There is far less agreement on how to pay for the programs — and to what degree they should be financed. Mr. Manchin has said the entire $3.5 trillion should be offset through revenue increases or cost savings. The budget blueprint includes calls for unspecified tax increases on corporations, high earners and greenhouse gas emissions (in part by taxing imports from high-emission countries, likely including China) and for savings on government spending on prescription drugs. It also proposes to “pay for” some spending by projections of increased economic growth — like the additional output generated by women who are able to work more hours if their child care is more affordable.

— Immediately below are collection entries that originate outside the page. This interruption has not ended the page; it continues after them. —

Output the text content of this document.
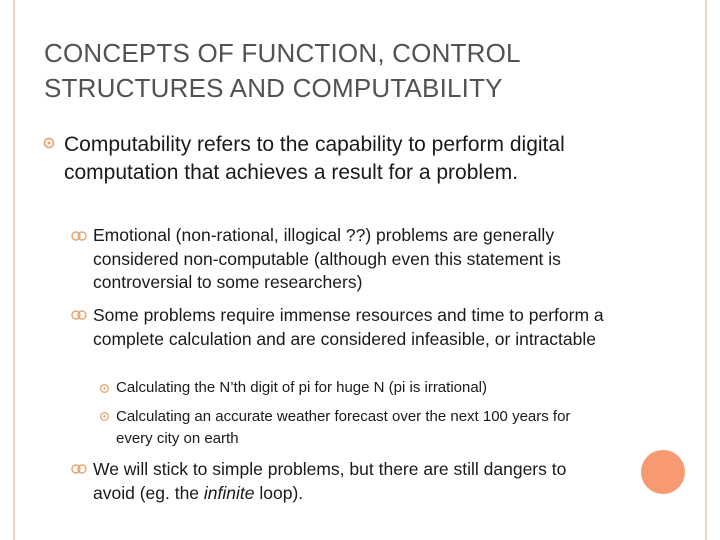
CONCEPTS OF FUNCTION, CONTROL STRUCTURES AND COMPUTABILITY
Computability refers to the capability to perform digital computation that achieves a result for a problem.
Emotional (non-rational, illogical ??) problems are generally considered non-computable (although even this statement is controversial to some researchers)
Some problems require immense resources and time to perform a complete calculation and are considered infeasible, or intractable
Calculating the N’th digit of pi for huge N (pi is irrational)
Calculating an accurate weather forecast over the next 100 years for every city on earth
We will stick to simple problems, but there are still dangers to avoid (eg. the infinite loop).
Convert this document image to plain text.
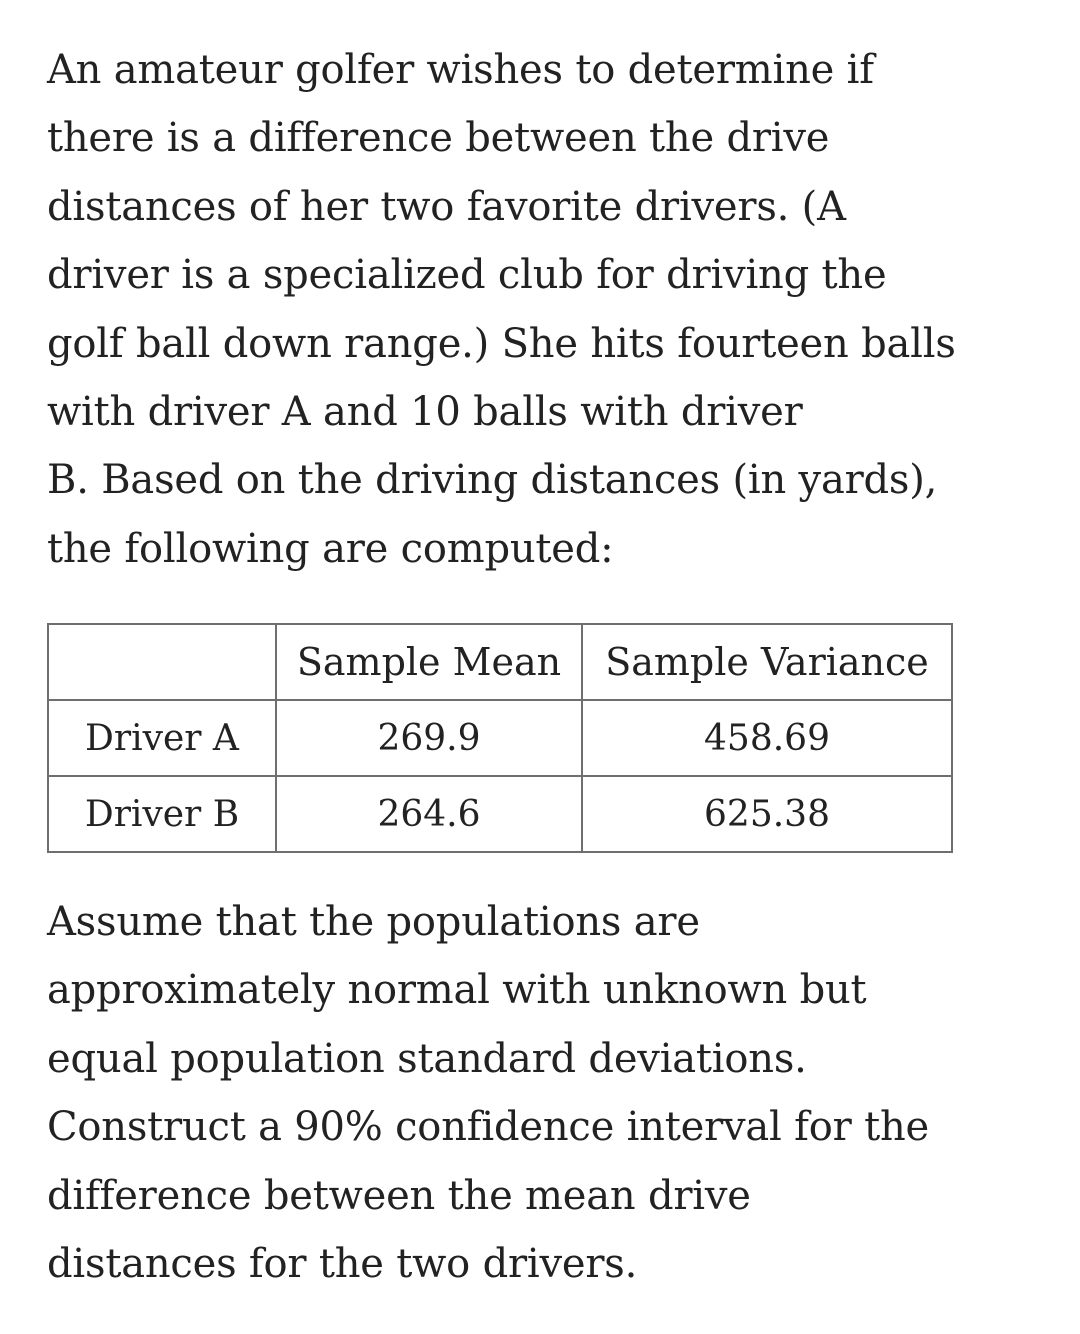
An amateur golfer wishes to determine if
there is a difference between the drive
distances of her two favorite drivers. (A
driver is a specialized club for driving the
golf ball down range.) She hits fourteen balls
with driver A and 10 balls with driver
B. Based on the driving distances (in yards),
the following are computed:

	Sample Mean	Sample Variance
Driver A	269.9	458.69
Driver B	264.6	625.38

Assume that the populations are
approximately normal with unknown but
equal population standard deviations.
Construct a 90% confidence interval for the
difference between the mean drive
distances for the two drivers.
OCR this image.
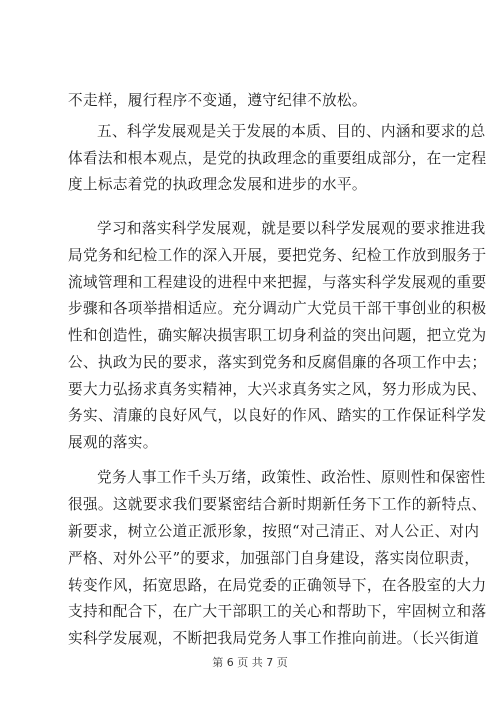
不走样，履行程序不变通，遵守纪律不放松。
五、科学发展观是关于发展的本质、目的、内涵和要求的总
体看法和根本观点，是党的执政理念的重要组成部分，在一定程
度上标志着党的执政理念发展和进步的水平。
学习和落实科学发展观，就是要以科学发展观的要求推进我
局党务和纪检工作的深入开展，要把党务、纪检工作放到服务于
流域管理和工程建设的进程中来把握，与落实科学发展观的重要
步骤和各项举措相适应。充分调动广大党员干部干事创业的积极
性和创造性，确实解决损害职工切身利益的突出问题，把立党为
公、执政为民的要求，落实到党务和反腐倡廉的各项工作中去；
要大力弘扬求真务实精神，大兴求真务实之风，努力形成为民、
务实、清廉的良好风气，以良好的作风、踏实的工作保证科学发
展观的落实。
党务人事工作千头万绪，政策性、政治性、原则性和保密性
很强。这就要求我们要紧密结合新时期新任务下工作的新特点、
新要求，树立公道正派形象，按照“对己清正、对人公正、对内
严格、对外公平”的要求，加强部门自身建设，落实岗位职责，
转变作风，拓宽思路，在局党委的正确领导下，在各股室的大力
支持和配合下，在广大干部职工的关心和帮助下，牢固树立和落
实科学发展观，不断把我局党务人事工作推向前进。（长兴街道
第 6 页 共 7 页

There is not yet party consensus on what those revenue raisers might look like. Mr. Manchin and other centrists have balked at some of Mr. Biden’s proposed increases, like raising the corporate income tax rate to 28 percent from 21 percent. Potential compromises loom: Some centrists have said they would accept a 25 percent corporate rate, for example.

Top Democrats are hoping they can push through tax increases by appealing to voters, who favor increased taxes on corporations and the wealthy in many polls. “I’m always looking at how the president approaches these tax discussions,” Senator Ron Wyden, Democrat of Oregon and the Finance Committee chairman, said in an interview. “He’s very aware that Americans by very large majorities feel like everybody should have to pay their fair share.”

The scope of the Democratic economic bill will depend on Mr. Biden’s ability to win that argument and fend off protests from Republicans and business leaders, while keeping the support of every senator that caucuses with his party. The more persuasive he is, the more expansive a plan he can push through to fund child benefits, paid leave and the rest of his programs, and the longer those programs might last.